O discurso completo de Xi Jinping apareceu online apenas recentemente e decepcionou muitos reformistas. Um comentário digno de nota foi que o líder chinês se referiu ao colapso da União Soviética. Xi Jinping disse, “No fim, Gorbachev sussurrou algumas palavras e o Partido Comunista da União Soviética entrou em colapso. Um grande Partido se foi, exatamente assim. A União Soviética tinha mais membros do Partido do que nós [o Partido Comunista Chinês]. No entanto, não houve um homem de verdade para se levantar e lutar.”

A frase “não houve um homem de verdade” foi cunhada por Huarui, uma poeta e concubina de um imperador que perdeu seu império após a queda da Dinastia Tang (907-960 d.C.). Quando Xi Jinping usou esta frase para descrever a queda do Partido Comunista Soviético (PCS) e a União Soviética como uma “nação aniquilada”, ele claramente sentiu o peso sobre seus ombros.

Eu, no entanto, não estou nada desapontada com o discurso completo da turnê sulina de Xi Jinping. Em meu artigo intitulado “Xi Jinping: O guardião de um regime vermelho”, eu já havia concluído que Xi Jinping não é uma pessoa com atitude ambígua. O que ele fala é exatamente o que ele quer fazer. Se isso pode ser feito é outra questão. Xi Jinping sempre tem uma compreensão clara de seu papel. De outra forma, os veteranos do PCC não teriam escolhido-o como a pessoa para salvaguardar o “regime vermelho”.
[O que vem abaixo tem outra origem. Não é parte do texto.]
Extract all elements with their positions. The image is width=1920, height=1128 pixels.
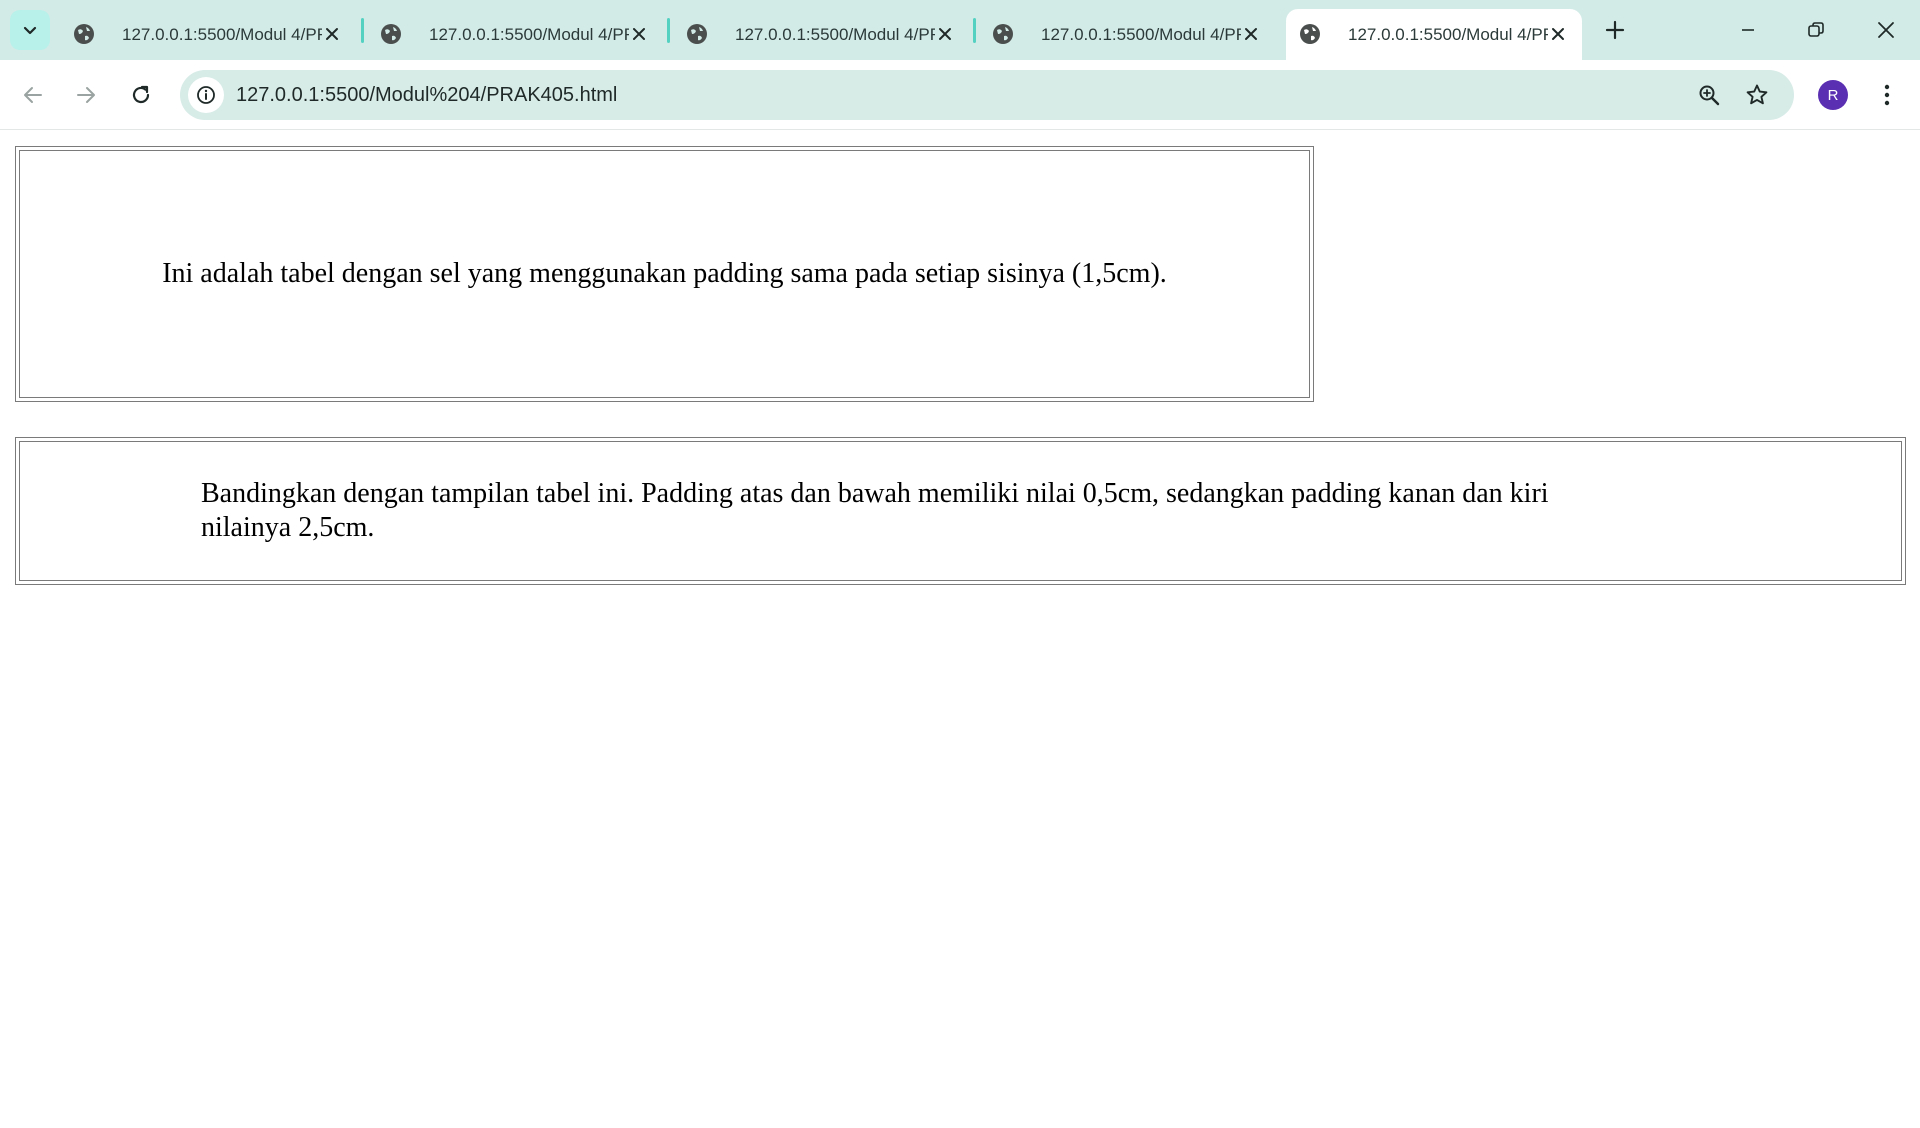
- url-text[interactable]: 127.0.0.1:5500/Modul%204/PRAK405.html: [236, 84, 617, 107]
- restore-button[interactable]: [1782, 0, 1850, 60]
- reload-button[interactable]: [122, 76, 160, 114]
- new-tab-button[interactable]: [1598, 13, 1632, 47]
- tab-separator: [361, 18, 364, 43]
- table2-text: Bandingkan dengan tampilan tabel ini. Pa…: [201, 478, 1549, 543]
- tab-strip: 127.0.0.1:5500/Modul 4/PRAK401.html 127.…: [0, 0, 1920, 60]
- close-icon[interactable]: [629, 24, 649, 44]
- profile-initial: R: [1827, 86, 1839, 104]
- close-window-icon: [1878, 22, 1894, 38]
- globe-icon: [687, 24, 707, 44]
- close-icon[interactable]: [322, 24, 342, 44]
- browser-toolbar: 127.0.0.1:5500/Modul%204/PRAK405.html R: [0, 60, 1920, 130]
- site-info-button[interactable]: [188, 77, 224, 113]
- back-arrow-icon: [24, 87, 42, 103]
- page-content: Ini adalah tabel dengan sel yang menggun…: [0, 130, 1920, 1128]
- table-mixed-padding: Bandingkan dengan tampilan tabel ini. Pa…: [15, 437, 1906, 585]
- minimize-button[interactable]: [1714, 0, 1782, 60]
- globe-icon: [1300, 24, 1320, 44]
- zoom-icon: [1699, 85, 1720, 106]
- table-equal-padding: Ini adalah tabel dengan sel yang menggun…: [15, 146, 1314, 402]
- tab-2[interactable]: 127.0.0.1:5500/Modul 4/PRAK402.html: [367, 9, 663, 60]
- zoom-button[interactable]: [1692, 78, 1726, 112]
- tab-4[interactable]: 127.0.0.1:5500/Modul 4/PRAK404.html: [979, 9, 1275, 60]
- tab-title: 127.0.0.1:5500/Modul 4/PRAK404.html: [1041, 24, 1241, 44]
- tab-title: 127.0.0.1:5500/Modul 4/PRAK401.html: [122, 24, 322, 44]
- minimize-icon: [1742, 29, 1754, 31]
- table1-text: Ini adalah tabel dengan sel yang menggun…: [162, 258, 1167, 289]
- table-cell: Bandingkan dengan tampilan tabel ini. Pa…: [19, 441, 1902, 581]
- address-bar[interactable]: 127.0.0.1:5500/Modul%204/PRAK405.html: [180, 70, 1794, 120]
- tab-title: 127.0.0.1:5500/Modul 4/PRAK405.html: [1348, 24, 1548, 44]
- close-window-button[interactable]: [1852, 0, 1920, 60]
- forward-button[interactable]: [67, 76, 105, 114]
- tab-search-button[interactable]: [10, 10, 50, 50]
- tab-title: 127.0.0.1:5500/Modul 4/PRAK402.html: [429, 24, 629, 44]
- profile-avatar[interactable]: R: [1818, 80, 1848, 110]
- tab-1[interactable]: 127.0.0.1:5500/Modul 4/PRAK401.html: [60, 9, 356, 60]
- tab-title: 127.0.0.1:5500/Modul 4/PRAK403.html: [735, 24, 935, 44]
- tab-3[interactable]: 127.0.0.1:5500/Modul 4/PRAK403.html: [673, 9, 969, 60]
- close-icon[interactable]: [1241, 24, 1261, 44]
- reload-icon: [132, 85, 150, 104]
- kebab-menu-icon: [1884, 84, 1890, 106]
- forward-arrow-icon: [77, 87, 95, 103]
- plus-icon: [1605, 20, 1625, 40]
- tab-separator: [667, 18, 670, 43]
- globe-icon: [993, 24, 1013, 44]
- globe-icon: [381, 24, 401, 44]
- info-icon: [197, 86, 215, 104]
- back-button[interactable]: [14, 76, 52, 114]
- close-icon[interactable]: [1548, 24, 1568, 44]
- star-icon: [1746, 84, 1768, 105]
- chevron-down-icon: [23, 26, 37, 35]
- tab-separator: [973, 18, 976, 43]
- globe-icon: [74, 24, 94, 44]
- close-icon[interactable]: [935, 24, 955, 44]
- restore-icon: [1808, 22, 1824, 37]
- tab-5-active[interactable]: 127.0.0.1:5500/Modul 4/PRAK405.html: [1286, 9, 1582, 60]
- browser-menu-button[interactable]: [1870, 78, 1904, 112]
- bookmark-button[interactable]: [1740, 78, 1774, 112]
- table-cell: Ini adalah tabel dengan sel yang menggun…: [19, 150, 1310, 398]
O problema é que o regime chinês já está em estado tão degenerado que o único resultado possível é o colapso total. Mesmo que todos os sete membros do Comitê Permanente do Politburo fossem “homens de verdade”, ninguém poderia impedir o inevitável colapso do regime. O destino do PCS ou do PCC não é determinado por qualquer líder comunista individual, mas pelo público em geral. Agora, o regime chinês simplesmente se recusa a reconhecer o fato de que jogou fora seu bom nome, substituindo a confiança do povo com suspeita e abdicando de toda sua credibilidade. Isso é também conhecido como “os cinco fins”.
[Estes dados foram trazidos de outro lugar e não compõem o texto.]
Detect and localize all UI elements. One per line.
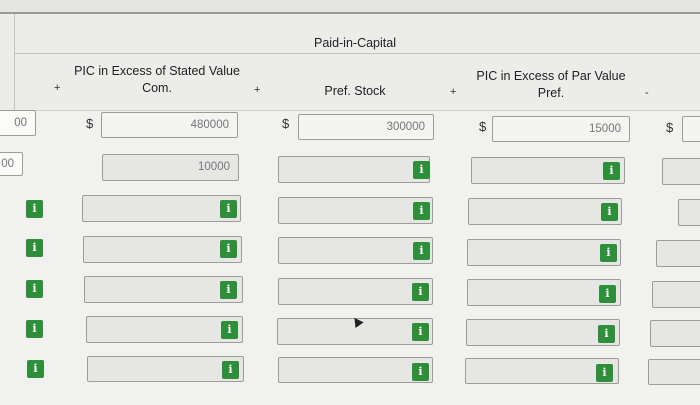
info-icon[interactable]: i bbox=[26, 200, 43, 218]
info-icon[interactable]: i bbox=[412, 363, 429, 381]
amount-input[interactable] bbox=[87, 356, 244, 382]
amount-input[interactable] bbox=[652, 281, 700, 308]
amount-input[interactable]: 480000 bbox=[101, 112, 238, 138]
info-icon[interactable]: i bbox=[603, 162, 620, 180]
info-icon[interactable]: i bbox=[220, 200, 237, 218]
column-header-line2: Com. bbox=[142, 81, 172, 95]
header-left-border bbox=[14, 14, 15, 112]
info-icon[interactable]: i bbox=[222, 361, 239, 379]
info-icon[interactable]: i bbox=[596, 364, 613, 382]
amount-input[interactable] bbox=[471, 157, 625, 184]
amount-input[interactable]: 300000 bbox=[298, 114, 434, 140]
info-icon[interactable]: i bbox=[220, 281, 237, 299]
amount-input[interactable] bbox=[468, 198, 622, 225]
amount-input[interactable] bbox=[682, 116, 700, 142]
info-icon[interactable]: i bbox=[413, 202, 430, 220]
info-icon[interactable]: i bbox=[412, 283, 429, 301]
info-icon[interactable]: i bbox=[601, 203, 618, 221]
info-icon[interactable]: i bbox=[599, 285, 616, 303]
amount-input[interactable] bbox=[466, 319, 620, 346]
column-header-line2: Pref. bbox=[537, 86, 565, 100]
amount-input[interactable] bbox=[278, 197, 433, 224]
top-strip bbox=[0, 0, 700, 12]
amount-input[interactable] bbox=[650, 320, 700, 347]
info-icon[interactable]: i bbox=[412, 323, 429, 341]
group-title: Paid-in-Capital bbox=[314, 36, 396, 50]
amount-input[interactable] bbox=[278, 278, 433, 305]
column-header-pic-par-pref: PIC in Excess of Par Value Pref. bbox=[470, 68, 632, 102]
info-icon[interactable]: i bbox=[598, 325, 615, 343]
currency-symbol: $ bbox=[86, 116, 94, 131]
plus-operator: + bbox=[54, 82, 61, 94]
info-icon[interactable]: i bbox=[220, 240, 237, 258]
left-stub-field[interactable]: 00 bbox=[0, 152, 23, 176]
info-icon[interactable]: i bbox=[26, 239, 43, 257]
amount-input[interactable] bbox=[82, 195, 241, 222]
minus-operator: - bbox=[645, 87, 649, 99]
column-header-pref-stock: Pref. Stock bbox=[324, 84, 386, 98]
currency-symbol: $ bbox=[282, 116, 290, 131]
info-icon[interactable]: i bbox=[26, 320, 43, 338]
info-icon[interactable]: i bbox=[413, 161, 430, 179]
amount-input[interactable] bbox=[86, 316, 243, 343]
header-bottom-border bbox=[14, 110, 700, 111]
header-divider bbox=[14, 53, 700, 54]
amount-input[interactable] bbox=[648, 359, 700, 385]
amount-input[interactable] bbox=[278, 156, 430, 183]
plus-operator: + bbox=[450, 86, 457, 98]
amount-input[interactable] bbox=[678, 199, 700, 226]
plus-operator: + bbox=[254, 84, 261, 96]
info-icon[interactable]: i bbox=[26, 280, 43, 298]
amount-input[interactable] bbox=[662, 158, 700, 185]
currency-symbol: $ bbox=[666, 120, 674, 135]
amount-input[interactable]: 15000 bbox=[492, 116, 630, 142]
amount-input[interactable]: 10000 bbox=[102, 154, 239, 181]
amount-input[interactable] bbox=[656, 240, 700, 267]
amount-input[interactable] bbox=[467, 239, 621, 266]
left-stub-field[interactable]: 00 bbox=[0, 110, 36, 136]
info-icon[interactable]: i bbox=[413, 242, 430, 260]
amount-input[interactable] bbox=[467, 279, 621, 306]
info-icon[interactable]: i bbox=[27, 360, 44, 378]
info-icon[interactable]: i bbox=[600, 244, 617, 262]
amount-input[interactable] bbox=[278, 237, 433, 264]
column-header-line1: PIC in Excess of Par Value bbox=[476, 69, 626, 83]
column-header-line1: PIC in Excess of Stated Value bbox=[74, 64, 240, 78]
amount-input[interactable] bbox=[83, 236, 242, 263]
amount-input[interactable] bbox=[278, 357, 433, 383]
currency-symbol: $ bbox=[479, 119, 487, 134]
column-header-pic-stated-com: PIC in Excess of Stated Value Com. bbox=[66, 63, 248, 97]
info-icon[interactable]: i bbox=[221, 321, 238, 339]
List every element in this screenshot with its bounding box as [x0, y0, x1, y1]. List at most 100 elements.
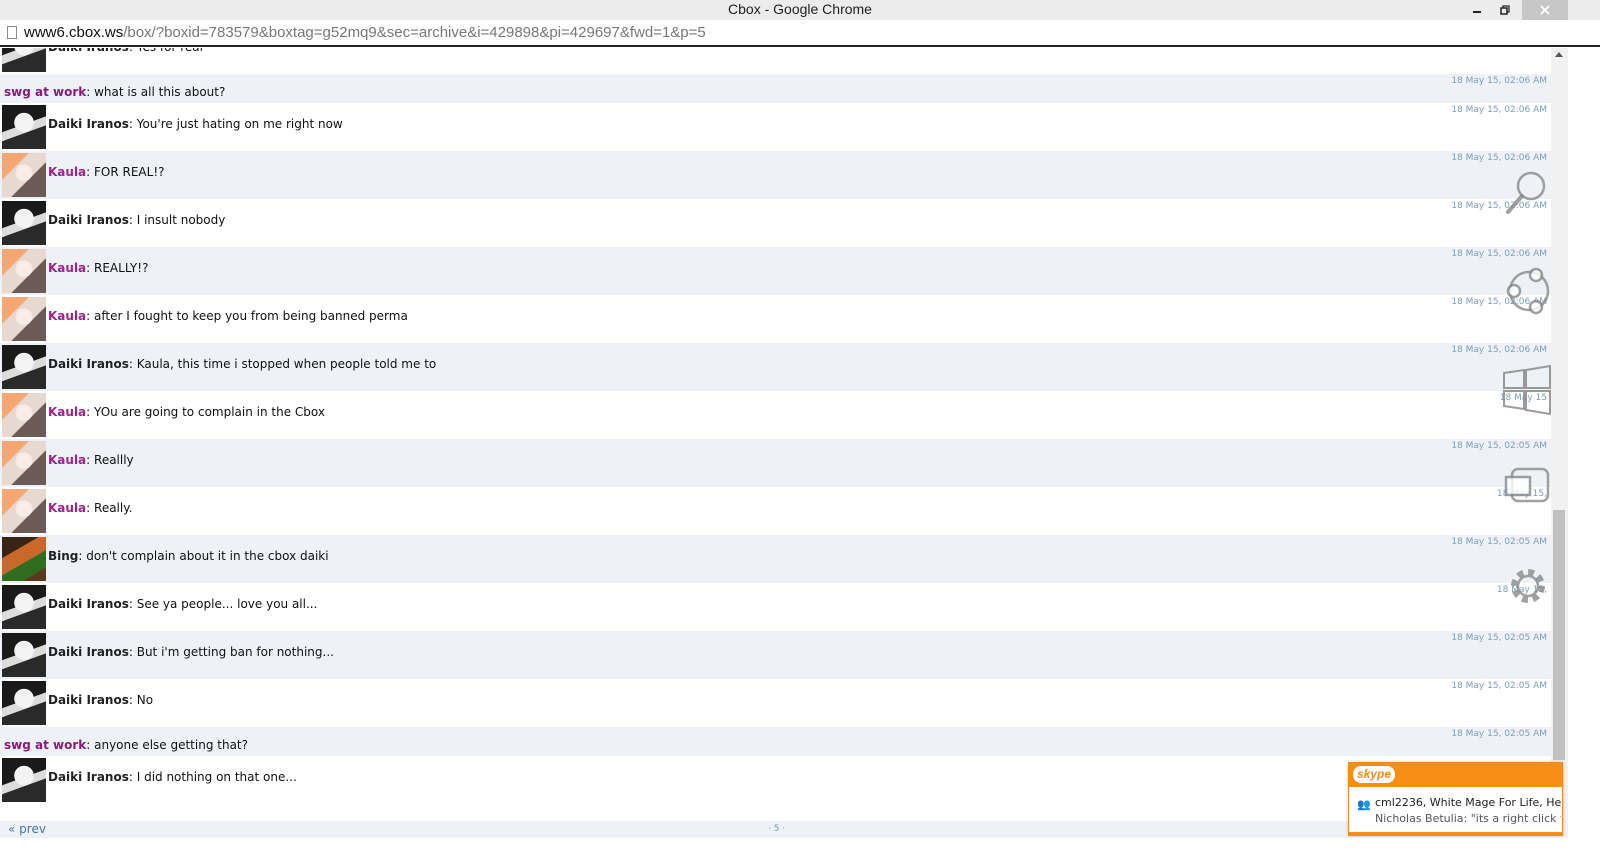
- message-text: Kaula: after I fought to keep you from b…: [48, 309, 408, 323]
- url-text[interactable]: www6.cbox.ws/box/?boxid=783579&boxtag=g5…: [24, 24, 706, 41]
- username[interactable]: Daiki Iranos: [48, 645, 129, 659]
- message-body: FOR REAL!?: [94, 165, 165, 179]
- username[interactable]: Daiki Iranos: [48, 770, 129, 784]
- minimize-button[interactable]: [1464, 0, 1490, 20]
- message-text: Daiki Iranos: No: [48, 693, 153, 707]
- chat-message: Kaula: Reallly 18 May 15, 02:05 AM: [0, 439, 1551, 487]
- username[interactable]: Daiki Iranos: [48, 693, 129, 707]
- message-text: Kaula: YOu are going to complain in the …: [48, 405, 325, 419]
- username[interactable]: Kaula: [48, 261, 86, 275]
- skype-header: skype: [1349, 763, 1562, 787]
- skype-conversation-title: cml2236, White Mage For Life, Hen...: [1375, 796, 1561, 809]
- username[interactable]: Daiki Iranos: [48, 597, 129, 611]
- message-body: See ya people... love you all...: [136, 597, 318, 611]
- username[interactable]: Daiki Iranos: [48, 213, 129, 227]
- skype-accent-bar: [1349, 832, 1562, 835]
- chat-message: swg at work: anyone else getting that? 18…: [0, 727, 1551, 756]
- timestamp: 18 May 15, 02:06 AM: [1451, 153, 1547, 163]
- username[interactable]: Daiki Iranos: [48, 48, 129, 54]
- separator: :: [86, 85, 95, 99]
- username[interactable]: Kaula: [48, 309, 86, 323]
- separator: :: [86, 165, 95, 179]
- message-text: swg at work: what is all this about?: [4, 85, 225, 99]
- separator: :: [86, 453, 95, 467]
- avatar[interactable]: [2, 758, 46, 802]
- chat-message: Daiki Iranos: You're just hating on me r…: [0, 103, 1551, 151]
- avatar[interactable]: [2, 249, 46, 293]
- url-host: www6.cbox.ws: [24, 24, 124, 41]
- timestamp: 18 May 15,: [1496, 585, 1547, 595]
- message-body: Really.: [94, 501, 133, 515]
- timestamp: 18 May 15, 02:05 AM: [1451, 681, 1547, 691]
- username[interactable]: Daiki Iranos: [48, 357, 129, 371]
- avatar[interactable]: [2, 345, 46, 389]
- message-body: YOu are going to complain in the Cbox: [94, 405, 325, 419]
- separator: :: [86, 405, 95, 419]
- message-text: Daiki Iranos: I did nothing on that one.…: [48, 770, 297, 784]
- restore-button[interactable]: [1492, 0, 1518, 20]
- avatar[interactable]: [2, 681, 46, 725]
- username[interactable]: swg at work: [4, 85, 86, 99]
- message-text: Kaula: REALLY!?: [48, 261, 148, 275]
- message-body: You're just hating on me right now: [136, 117, 343, 131]
- message-text: Daiki Iranos: See ya people... love you …: [48, 597, 317, 611]
- avatar[interactable]: [2, 48, 46, 72]
- chat-message: Daiki Iranos: See ya people... love you …: [0, 583, 1551, 631]
- separator: :: [128, 117, 137, 131]
- skype-notification[interactable]: skype 👥 cml2236, White Mage For Life, He…: [1348, 762, 1563, 836]
- timestamp: 18 May 15, 02:06 AM: [1451, 345, 1547, 355]
- message-text: Daiki Iranos: Kaula, this time i stopped…: [48, 357, 436, 371]
- username[interactable]: Bing: [48, 549, 78, 563]
- timestamp: 18 May 15, 02:06 AM: [1451, 297, 1547, 307]
- message-body: REALLY!?: [94, 261, 149, 275]
- username[interactable]: Daiki Iranos: [48, 117, 129, 131]
- skype-logo: skype: [1353, 766, 1396, 783]
- avatar[interactable]: [2, 297, 46, 341]
- window-title: Cbox - Google Chrome: [728, 1, 872, 17]
- restore-icon: [1500, 5, 1510, 15]
- avatar[interactable]: [2, 489, 46, 533]
- window-titlebar: Cbox - Google Chrome: [0, 0, 1600, 20]
- chat-message: Daiki Iranos: No 18 May 15, 02:05 AM: [0, 679, 1551, 727]
- chat-message: Daiki Iranos: Yes for real: [0, 48, 1551, 74]
- username[interactable]: swg at work: [4, 738, 86, 752]
- avatar[interactable]: [2, 201, 46, 245]
- message-body: I did nothing on that one...: [136, 770, 297, 784]
- avatar[interactable]: [2, 393, 46, 437]
- skype-message-preview: Nicholas Betulia: "its a right click t..…: [1375, 812, 1561, 825]
- message-text: Kaula: Really.: [48, 501, 132, 515]
- chat-message: Kaula: YOu are going to complain in the …: [0, 391, 1551, 439]
- close-button[interactable]: [1522, 0, 1568, 20]
- avatar[interactable]: [2, 441, 46, 485]
- chat-message: Daiki Iranos: I did nothing on that one.…: [0, 756, 1551, 804]
- message-text: Kaula: FOR REAL!?: [48, 165, 165, 179]
- message-body: don't complain about it in the cbox daik…: [86, 549, 329, 563]
- timestamp: 18 May 15, 02:05 AM: [1451, 441, 1547, 451]
- message-text: swg at work: anyone else getting that?: [4, 738, 248, 752]
- address-bar[interactable]: www6.cbox.ws/box/?boxid=783579&boxtag=g5…: [0, 21, 1600, 47]
- message-body: what is all this about?: [94, 85, 226, 99]
- scroll-up-arrow-icon[interactable]: [1555, 52, 1563, 57]
- scrollbar-thumb[interactable]: [1553, 510, 1565, 760]
- chat-message: Daiki Iranos: Kaula, this time i stopped…: [0, 343, 1551, 391]
- separator: :: [129, 48, 137, 54]
- username[interactable]: Kaula: [48, 405, 86, 419]
- message-body: Yes for real: [137, 48, 203, 54]
- avatar[interactable]: [2, 105, 46, 149]
- avatar[interactable]: [2, 633, 46, 677]
- separator: :: [86, 501, 95, 515]
- current-page-indicator: · 5 ·: [768, 824, 786, 834]
- username[interactable]: Kaula: [48, 453, 86, 467]
- message-body: Reallly: [94, 453, 134, 467]
- minimize-icon: [1473, 11, 1481, 13]
- timestamp: 18 May 15: [1499, 393, 1547, 403]
- username[interactable]: Kaula: [48, 501, 86, 515]
- chat-message: Daiki Iranos: I insult nobody 18 May 15, …: [0, 199, 1551, 247]
- avatar[interactable]: [2, 585, 46, 629]
- avatar[interactable]: [2, 537, 46, 581]
- prev-page-link[interactable]: « prev: [8, 822, 46, 836]
- username[interactable]: Kaula: [48, 165, 86, 179]
- separator: :: [128, 597, 137, 611]
- avatar[interactable]: [2, 153, 46, 197]
- chat-message: Kaula: FOR REAL!? 18 May 15, 02:06 AM: [0, 151, 1551, 199]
Em 25 de dezembro de 2011, a mídia porta-voz do regime chinês, a Xinhua, publicou um artigo intitulado “Razões e revelações do colapso da União Soviética”, que mostra a visão do PCC sobre o colapso da União Soviética. O autor do artigo, Wan Chengcai, levantou oito questões. Além de uma questão neutra sobre a “razão importante para o colapso”, todas as outras questões foram abordadas da perspectiva do regime de partido-único do PCC. Por exemplo: Quem se beneficiou e quem perdeu com o colapso? Quais são os principais impactos do colapso sobre o mundo? O que a China deveria aprender com o colapso? Como avaliar Mikhail Gorbachev, que iniciou a reforma política?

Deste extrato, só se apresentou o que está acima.